Data Format Types¶
Each type of data is made up of a data source and (one or more) layers. These two definitions apply to MapServer and OGR.
Data Source - a group of layers stored in a common repository. This may be a file that handles several layers within it, or a folder that has several files.
Layer - a sub-set of a data source often containing information in one type of vector format (point, line, polygon).
There are three types of data mapping and GIS data formats. Each type is handled differently. Below are the types and some example formats:
File-based- Shapefiles, Microstation Design Files (DGN), GeoTIFF images
Directory-based - ESRI ArcInfo Coverages, US Census TIGER
Database connections - PostGIS, ESRI ArcSDE, MySQL
File-based data consists of one or more files stored in any arbitrary folder. In many cases a single file is used (e.g. DGN) but ESRI Shapefiles, for example, consist of at least 3 files each with a different filename extension: SHP, DBF, SHX. In this case all 3 files are required because they each perform a different task internally.
Filenames usually serve as the data source name and contain layers that may or may not be obvious from the filename. In Shapefiles, for example, there is one data source per shapefile and one layer which has the same name as that of the file.
Directory-based data consists of one or more files stored in a particular way within a parent folder. In some cases (e.g. Coverages) they may also require additional folders in other locations in the file tree in order to be accessed. The directory itself may be the data source. Different files within the directory often represent the layers of data available.
For example, ESRI ArcInfo Coverages consist of more than one file with an ADF file extension, within a folder. The PAL.ADF file represents the Polygon data. ARC.ADF holds the arc or line string data. The folder holds the data source and each ADF file is a layer.
Database Connections are very similar to file and directory-based structures in one respect: they provide geographic coordinate data for MapServer to interpret. That may be oversimplifying what is happening inside MapServer, but in essence all you need is access to the coordinates making up the vector datasets.
Database connections provide a stream of coordinate data that is temporarily stored (e.g. in memory) and read by MapServer to create the map. Other attribute or tabular data may also be required, but the focus of this guide is coordinate data.

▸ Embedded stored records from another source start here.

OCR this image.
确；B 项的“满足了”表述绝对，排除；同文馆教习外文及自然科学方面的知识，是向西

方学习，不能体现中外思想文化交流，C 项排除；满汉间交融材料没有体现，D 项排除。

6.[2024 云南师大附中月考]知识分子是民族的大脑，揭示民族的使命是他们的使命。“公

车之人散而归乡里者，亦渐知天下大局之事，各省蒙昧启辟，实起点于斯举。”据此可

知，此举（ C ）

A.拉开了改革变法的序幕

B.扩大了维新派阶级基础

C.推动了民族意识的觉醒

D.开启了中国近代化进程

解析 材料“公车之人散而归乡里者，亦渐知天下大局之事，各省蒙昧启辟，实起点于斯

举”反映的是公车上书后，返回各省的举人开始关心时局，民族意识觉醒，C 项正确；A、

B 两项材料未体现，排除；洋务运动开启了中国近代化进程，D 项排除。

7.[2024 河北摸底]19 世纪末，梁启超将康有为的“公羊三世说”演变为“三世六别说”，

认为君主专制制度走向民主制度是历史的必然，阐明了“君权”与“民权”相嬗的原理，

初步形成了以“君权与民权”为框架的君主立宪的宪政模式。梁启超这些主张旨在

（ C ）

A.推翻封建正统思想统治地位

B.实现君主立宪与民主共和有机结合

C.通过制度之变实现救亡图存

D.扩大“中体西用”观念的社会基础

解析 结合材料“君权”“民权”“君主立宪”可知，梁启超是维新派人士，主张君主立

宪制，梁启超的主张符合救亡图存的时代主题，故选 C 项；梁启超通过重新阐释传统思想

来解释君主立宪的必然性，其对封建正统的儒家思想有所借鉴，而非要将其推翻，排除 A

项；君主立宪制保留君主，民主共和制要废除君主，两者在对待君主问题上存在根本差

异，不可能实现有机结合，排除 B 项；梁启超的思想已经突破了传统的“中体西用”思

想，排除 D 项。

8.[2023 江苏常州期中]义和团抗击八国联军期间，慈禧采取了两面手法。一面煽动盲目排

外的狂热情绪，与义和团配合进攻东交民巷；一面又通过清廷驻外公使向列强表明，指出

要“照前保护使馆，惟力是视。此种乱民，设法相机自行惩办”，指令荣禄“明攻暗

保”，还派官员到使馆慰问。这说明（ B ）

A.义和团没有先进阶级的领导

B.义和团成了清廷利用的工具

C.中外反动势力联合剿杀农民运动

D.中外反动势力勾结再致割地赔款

One important distinction between databases must be made. The databases discuss here are spatial databases, those which can hold geographic data in its own data type. This is opposed to strictly tabular databases which cannot hold geographic coordinates in the same way. It is possible to store some very simple coordinate data in regular tables, but for anything but the most simple use a spatial database is required. There are spatial extensions to many databases (Open Source and commercial). One of the most robust is the PostGIS extension to the PostgreSQL database. This database not only allows the storage of geographic data, but also allows the manipulation of that data using SQL commands. The other Open Source database with spatial capabilities is MySQL.
Connections to databases usually consist of the following pieces of connection information:
Host - Directions to the server or computer hosting the database.
Database name - The name of the database you wish to access that is running on the host.
User name / passwords - Access privileges are usually restricted by user.
Some databases (e.g. Oracle) use a name service identifier that includes both the host and database names.
Access to specific pieces of coordinate data usually require:
Table/View name - The name of the table or view holding the coordinate data.
Geographic column name - Where the geometry or coordinates are stored.